We starten heel langzaam. Het is rustdag vandaag. Nele heeft duidelijk last van haar voeten. Ik zit hier wel mee in. Door heel Frankrijk pijn en regelmatig hardnekkige blaren die er heel pijnlijk uitzien en in Spanje heel veel pijn aan de voetzolen. Het is alsof je een blauwe plek hebt waarop er permanent geduwd wordt. Ze heeft al pijn en ze heeft nog geen meter gestapt. Maar ik ken haar ondertussen. Opgeven staat niet in haar woordenboek. We gaan iets ontbijten in een confiserie aan het station en dan gaan we op stap om wat te winkelen. Ik heb een nieuw T-shirt nodig. Het oude is gedurende de tocht volledig versleten. We vinden een polyester loopshirt in een sportwinkel voor een goed prijsje. Nadien gaan we op zoek naar zeep, want die is ook al op. Dan lopen we wat rond in de stad en drinken nog een koffie. We missen de ochtend rondleiding in de kathedraal omdat ik een lang telefoontje van thuis kreeg. Lunch kopen we in een supermarkt en we eten dat op in een park op een bankje. Nele zegt me plots dat ze er aan denkt om te stoppen. Omdat ik denk dat ze een grapje maakt, zeg ik haar dat ze me dan tijdig moet verwittigen omdat we dan toch een paar dingen moeten regelen. Ik zie dat mijn antwoord haar pijn doet. Ik was verbaasd om te horen dat het geen grapje was. Nele dacht er echt aan om te stoppen. Begrijpelijk ook, want ze had al veel afgezien. Misschien had ze ook wat schrik voor de Primitivo met de bergen en de afdalingen. Ik zei haar dat we samen in Santiago zouden toe komen, al moet ik haar dragen. We gaan terug naar het hostel om onze kleren te halen om te wassen. Via het toerisme bureau heeft Nele een adres gekregen van een wassalon, maar dat ligt even buiten de stad. We gaan er naar toe en steken de was in een machine en we gaan dan, iets verder, iets drinken. Ik bestel een Gin Tonic om mijn 3 maanden te vieren. We gaan terug om de kathedraal te bezoeken en we dachten nog op tijd te zijn. Neen dus, alhoewel het bezoek tot 16u is, wordt de laatste groep bezoekers binnen gelaten tot 15.30u. We zijn maar enkele minuutjes te laat, maar de deur blijft dicht. Jammer. We lopen nog wat rond in de stad en eten een Indisch gerecht in een rare kebabzaak. Maar gezien dat alle restaurants pas veel later open gaan is er geen keuze. We gaan tijdig naar bed om vanaf morgen officieel de Primitivo op te gaan.

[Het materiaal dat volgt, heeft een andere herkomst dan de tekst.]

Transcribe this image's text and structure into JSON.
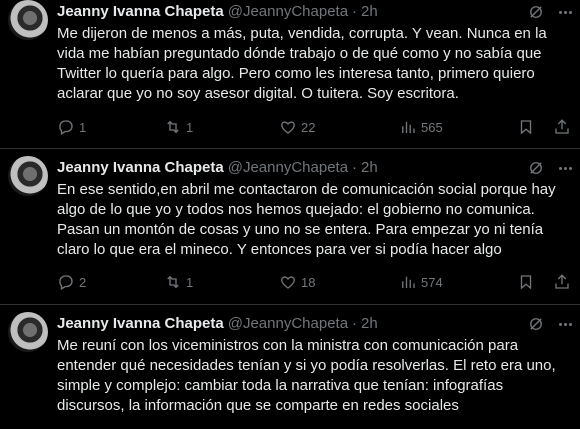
{
  "tweets": [
    {
      "author_name": "Jeanny Ivanna Chapeta",
      "handle": "@JeannyChapeta",
      "separator": "·",
      "time": "2h",
      "text": "Me dijeron de menos a más, puta, vendida, corrupta. Y vean. Nunca en la\nvida me habían preguntado dónde trabajo o de qué como y no sabía que\nTwitter lo quería para algo. Pero como les interesa tanto, primero quiero\naclarar que yo no soy asesor digital. O tuitera. Soy escritora.",
      "replies": "1",
      "retweets": "1",
      "likes": "22",
      "views": "565"
    },
    {
      "author_name": "Jeanny Ivanna Chapeta",
      "handle": "@JeannyChapeta",
      "separator": "·",
      "time": "2h",
      "text": "En ese sentido,en abril me contactaron de comunicación social porque hay\nalgo de lo que yo y todos nos hemos quejado: el gobierno no comunica.\nPasan un montón de cosas y uno no se entera. Para empezar yo ni tenía\nclaro lo que era el mineco. Y entonces para ver si podía hacer algo",
      "replies": "2",
      "retweets": "1",
      "likes": "18",
      "views": "574"
    },
    {
      "author_name": "Jeanny Ivanna Chapeta",
      "handle": "@JeannyChapeta",
      "separator": "·",
      "time": "2h",
      "text": "Me reuní con los viceministros con la ministra con comunicación para\nentender qué necesidades tenían y si yo podía resolverlas. El reto era uno,\nsimple y complejo: cambiar toda la narrativa que tenían: infografías\ndiscursos, la información que se comparte en redes sociales"
    }
  ],
  "icons": [
    "grok-icon",
    "more-icon",
    "reply-icon",
    "retweet-icon",
    "like-icon",
    "views-icon",
    "bookmark-icon",
    "share-icon"
  ],
  "colors": {
    "background": "#000000",
    "text": "#e7e9ea",
    "muted": "#71767b",
    "divider": "#2f3336"
  }
}
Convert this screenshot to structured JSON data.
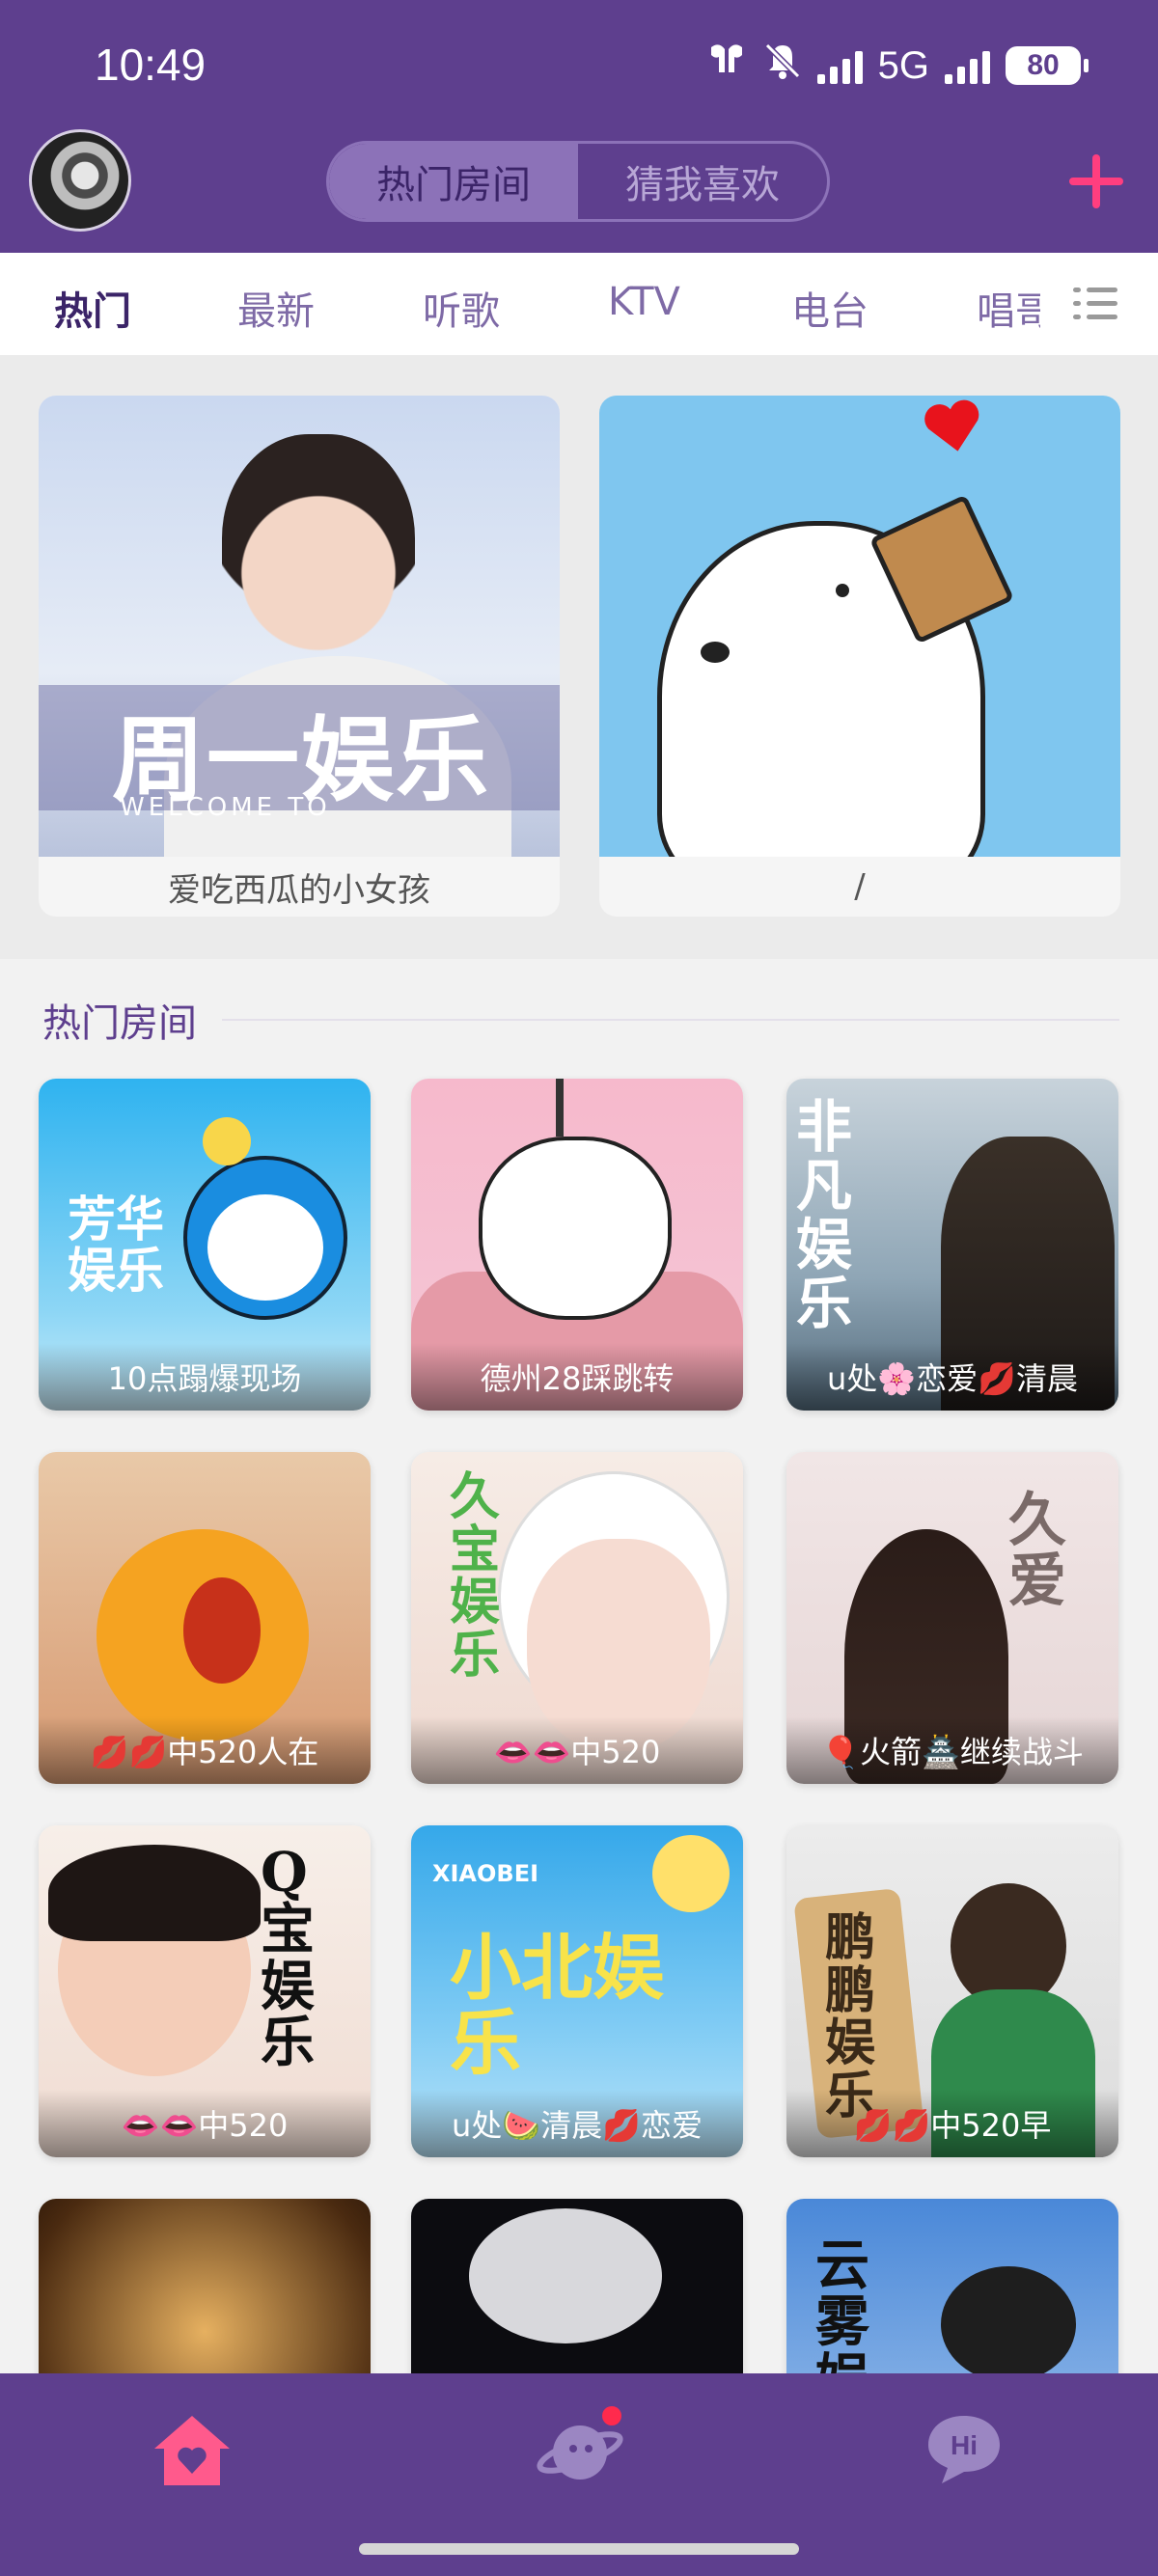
{
  "status_bar": {
    "time": "10:49",
    "network": "5G",
    "battery": "80"
  },
  "header": {
    "segments": [
      "热门房间",
      "猜我喜欢"
    ],
    "active_segment": 0,
    "accent": "#5e3f8e",
    "plus_color": "#ff3e7f"
  },
  "categories": {
    "items": [
      "热门",
      "最新",
      "听歌",
      "KTV",
      "电台",
      "唱哥"
    ],
    "active": 0
  },
  "featured": [
    {
      "caption": "爱吃西瓜的小女孩",
      "art_title": "周一娱乐",
      "art_sub": "WELCOME TO"
    },
    {
      "caption": "/"
    }
  ],
  "hot_rooms": {
    "title": "热门房间",
    "rooms": [
      {
        "caption": "10点蹋爆现场",
        "art": "芳华娱乐"
      },
      {
        "caption": "德州28踩跳转",
        "art": ""
      },
      {
        "caption": "u处🌸恋爱💋清晨",
        "art": "非凡娱乐"
      },
      {
        "caption": "💋💋中520人在",
        "art": ""
      },
      {
        "caption": "👄👄中520",
        "art": "久宝娱乐"
      },
      {
        "caption": "🎈火箭🏯继续战斗",
        "art": "久爱"
      },
      {
        "caption": "👄👄中520",
        "art": "Q宝娱乐"
      },
      {
        "caption": "u处🍉清晨💋恋爱",
        "art": "小北娱乐",
        "art_sub": "XIAOBEI"
      },
      {
        "caption": "💋💋中520早",
        "art": "鹏鹏娱乐"
      },
      {
        "caption": "",
        "art": ""
      },
      {
        "caption": "",
        "art": ""
      },
      {
        "caption": "",
        "art": "云雾娱"
      }
    ]
  },
  "bottom_nav": {
    "items": [
      "home-icon",
      "planet-icon",
      "hi-icon"
    ],
    "hi_label": "Hi",
    "active": 0
  }
}
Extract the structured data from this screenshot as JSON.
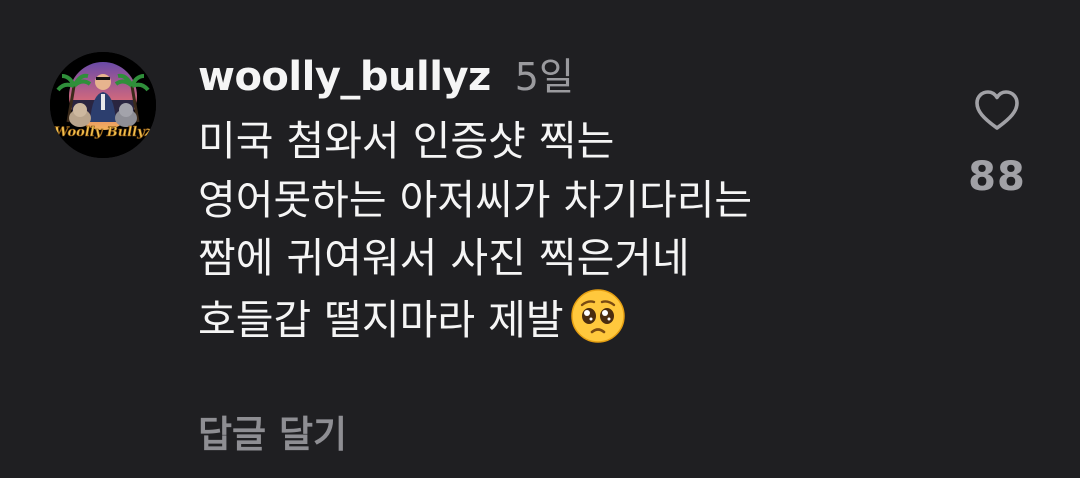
{
  "comment": {
    "username": "woolly_bullyz",
    "time": "5일",
    "text_lines": [
      "미국 첨와서 인증샷 찍는",
      "영어못하는 아저씨가 차기다리는",
      "짬에 귀여워서 사진 찍은거네",
      "호들갑 떨지마라 제발"
    ],
    "emoji_icon": "pleading-face-emoji",
    "reply_label": "답글 달기",
    "like_icon": "heart-outline-icon",
    "like_count": "88",
    "avatar_text": "Woolly Bullyz"
  },
  "colors": {
    "background": "#1f1f22",
    "primary_text": "#f5f5f5",
    "secondary_text": "#9a9a9e"
  }
}
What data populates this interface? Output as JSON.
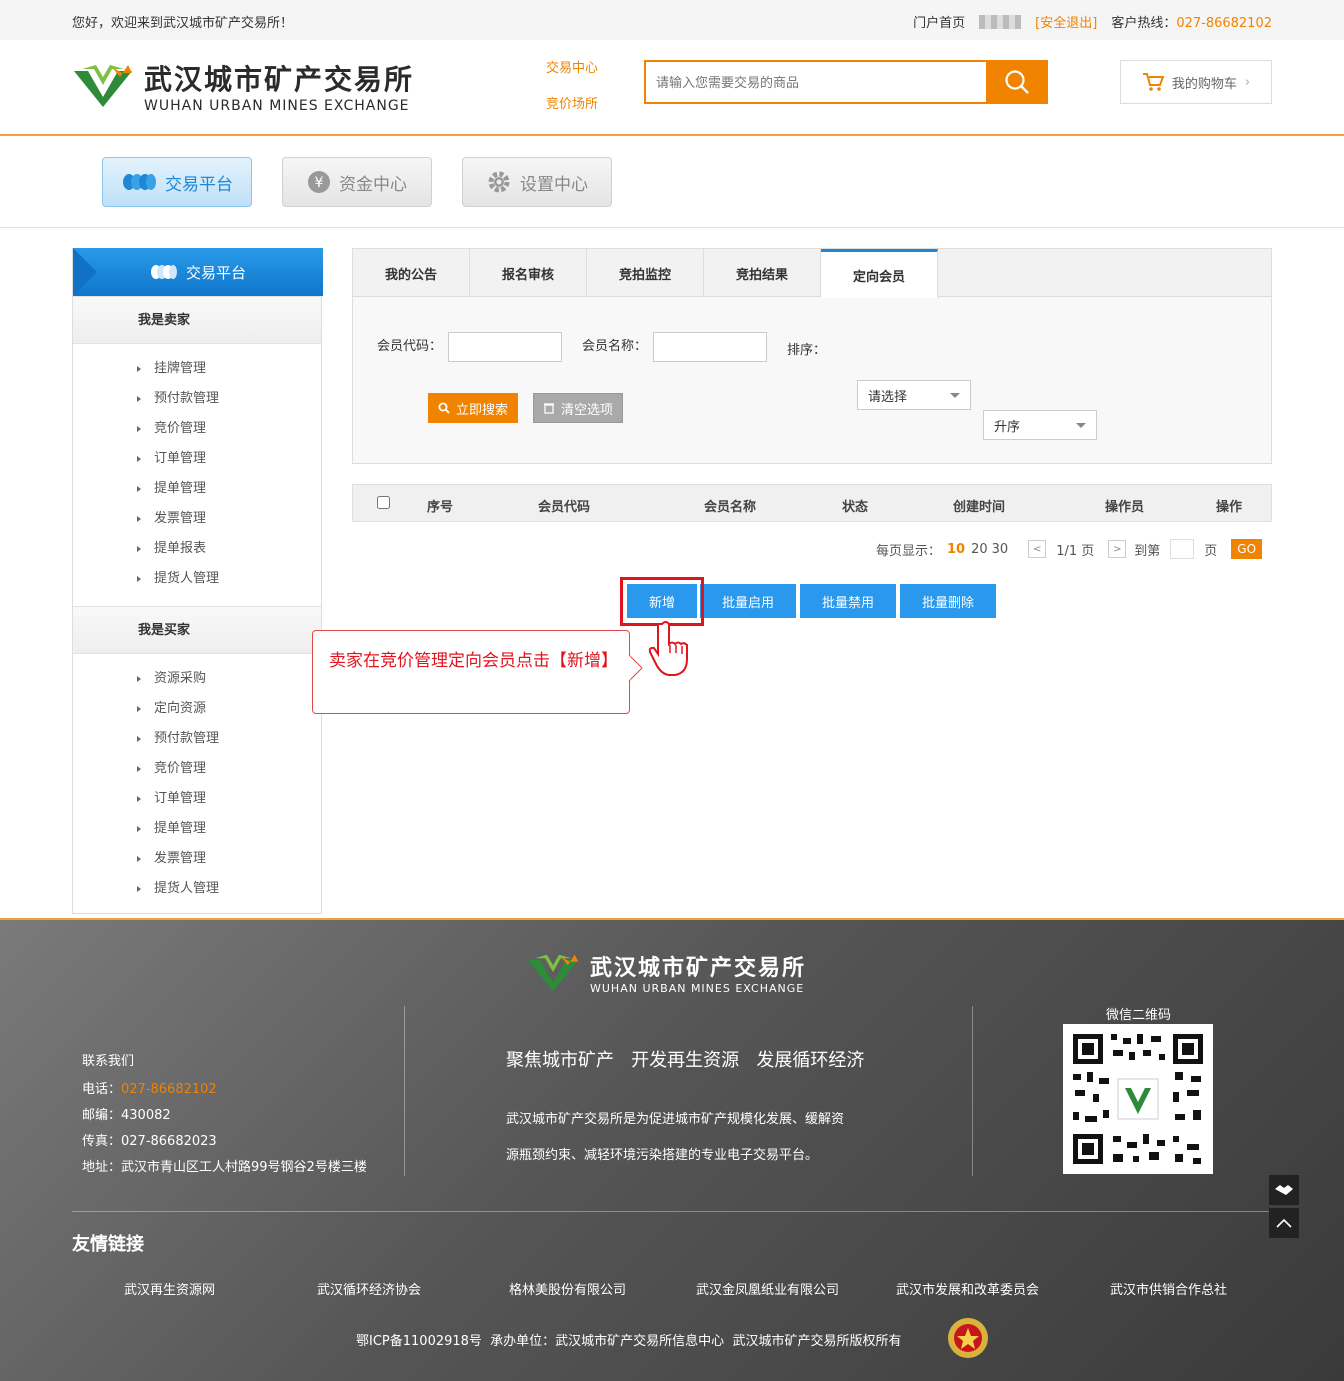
{
  "topbar": {
    "welcome": "您好，欢迎来到武汉城市矿产交易所！",
    "portal_home": "门户首页",
    "logout": "[安全退出]",
    "hotline_label": "客户热线：",
    "hotline": "027-86682102"
  },
  "header": {
    "logo_cn": "武汉城市矿产交易所",
    "logo_en": "WUHAN URBAN MINES EXCHANGE",
    "link_trade_center": "交易中心",
    "link_bidding_hall": "竞价场所",
    "search_placeholder": "请输入您需要交易的商品",
    "cart_label": "我的购物车"
  },
  "nav": {
    "tabs": [
      {
        "label": "交易平台",
        "icon": "coins-icon",
        "active": true
      },
      {
        "label": "资金中心",
        "icon": "yen-icon",
        "active": false
      },
      {
        "label": "设置中心",
        "icon": "gear-icon",
        "active": false
      }
    ]
  },
  "sidebar": {
    "title": "交易平台",
    "seller": {
      "title": "我是卖家",
      "items": [
        "挂牌管理",
        "预付款管理",
        "竞价管理",
        "订单管理",
        "提单管理",
        "发票管理",
        "提单报表",
        "提货人管理"
      ]
    },
    "buyer": {
      "title": "我是买家",
      "items": [
        "资源采购",
        "定向资源",
        "预付款管理",
        "竞价管理",
        "订单管理",
        "提单管理",
        "发票管理",
        "提货人管理"
      ]
    }
  },
  "main": {
    "tabs": [
      "我的公告",
      "报名审核",
      "竞拍监控",
      "竞拍结果",
      "定向会员"
    ],
    "filters": {
      "member_code_label": "会员代码：",
      "member_name_label": "会员名称：",
      "sort_label": "排序：",
      "sort_value": "请选择",
      "order_value": "升序",
      "search_btn": "立即搜索",
      "clear_btn": "清空选项"
    },
    "table_headers": [
      "序号",
      "会员代码",
      "会员名称",
      "状态",
      "创建时间",
      "操作员",
      "操作"
    ],
    "pager": {
      "per_page_label": "每页显示：",
      "per_page_current": "10",
      "per_page_20": "20",
      "per_page_30": "30",
      "page_info": "1/1 页",
      "goto_label": "到第",
      "page_unit": "页",
      "go": "GO"
    },
    "actions": [
      "新增",
      "批量启用",
      "批量禁用",
      "批量删除"
    ],
    "callout": "卖家在竞价管理定向会员点击【新增】"
  },
  "footer": {
    "logo_cn": "武汉城市矿产交易所",
    "logo_en": "WUHAN URBAN MINES EXCHANGE",
    "contact_title": "联系我们",
    "phone_label": "电话：",
    "phone": "027-86682102",
    "zip": "邮编：430082",
    "fax": "传真：027-86682023",
    "address": "地址：武汉市青山区工人村路99号钢谷2号楼三楼",
    "slogan": "聚焦城市矿产   开发再生资源   发展循环经济",
    "desc1": "武汉城市矿产交易所是为促进城市矿产规模化发展、缓解资",
    "desc2": "源瓶颈约束、减轻环境污染搭建的专业电子交易平台。",
    "qr_title": "微信二维码",
    "links_title": "友情链接",
    "links": [
      "武汉再生资源网",
      "武汉循环经济协会",
      "格林美股份有限公司",
      "武汉金凤凰纸业有限公司",
      "武汉市发展和改革委员会",
      "武汉市供销合作总社"
    ],
    "icp": "鄂ICP备11002918号  承办单位：武汉城市矿产交易所信息中心  武汉城市矿产交易所版权所有"
  }
}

Dag 97: La Vega de Sariego - Pola de Sero - El Barron - Granda - Colloto - Oviedo - 26,9 km
We zijn vroeg opgestaan en doen het rustig aan. We moeten toch nog wachten tot 8u, want dan gaat het supermarktje open. De Spanjaard horen we niet. Hij slaapt nog zijn roes uit. We ontbijten nog snel in de herberg en als we uiteindelijk vertrekken, zien we dat het cafeetje op het pleintje net open gaat. Een koffie 's morgens doet altijd deugd, dus gaan we snel nog iets drinken. Het is grijs vandaag en de wolken hangen heel laag. Af en toe komt er wat miezerige regen uit de lucht gevallen, maar het is niet te erg. We lopen Vega uit en komen op de SR-1 naar Pola. Het is een kleine 10 km eentonige weg tot Pola. We gaan onder de autoweg A-64 door en dan, langs de SR-1 rechtdoor naar Pola. Net voor Pola gaan we van de drukke weg af en volgen een stuk door het bos. Het gaat weer flink omhoog en dan begint de afdaling naar de stad. We komen voorbij het gemeentelijk zwembad en lopen vandaar het centrum in. In het centrum drinken we terug een koffie en gaan verder op stap. Net achter de stad gaan we terug de autosnelweg over, we passeren langs kleine nietszeggende dorpjes en gaan terug de snelweg over. Een vrij eentonige wandeling vandaag. We komen voorbij het paleis van Meres en dit is zowat de enige bezienswaardigheid vandaag. Na Granda gaat het verder naar de grote stad Oviedo. We lopen nog door een parkje met een Romeins brugje en dan terug de grote baan op om op die manier in Oviedo te geraken. Om het centrum te bereiken wacht ons nog een steile helling. We hebben geboekt in een hostel, vlak bij het station. Best keurig, ruime kamer. We gaan de stad in om wat eten te zoeken. In een restaurantje eet ik een biefstukje omdat ik er echt zin in heb. Nele eet een salade met gamba's. Geen pelgrimsprijzen hier. We wandelen nog even door Oviedo en gaan dan terug naar het hostel.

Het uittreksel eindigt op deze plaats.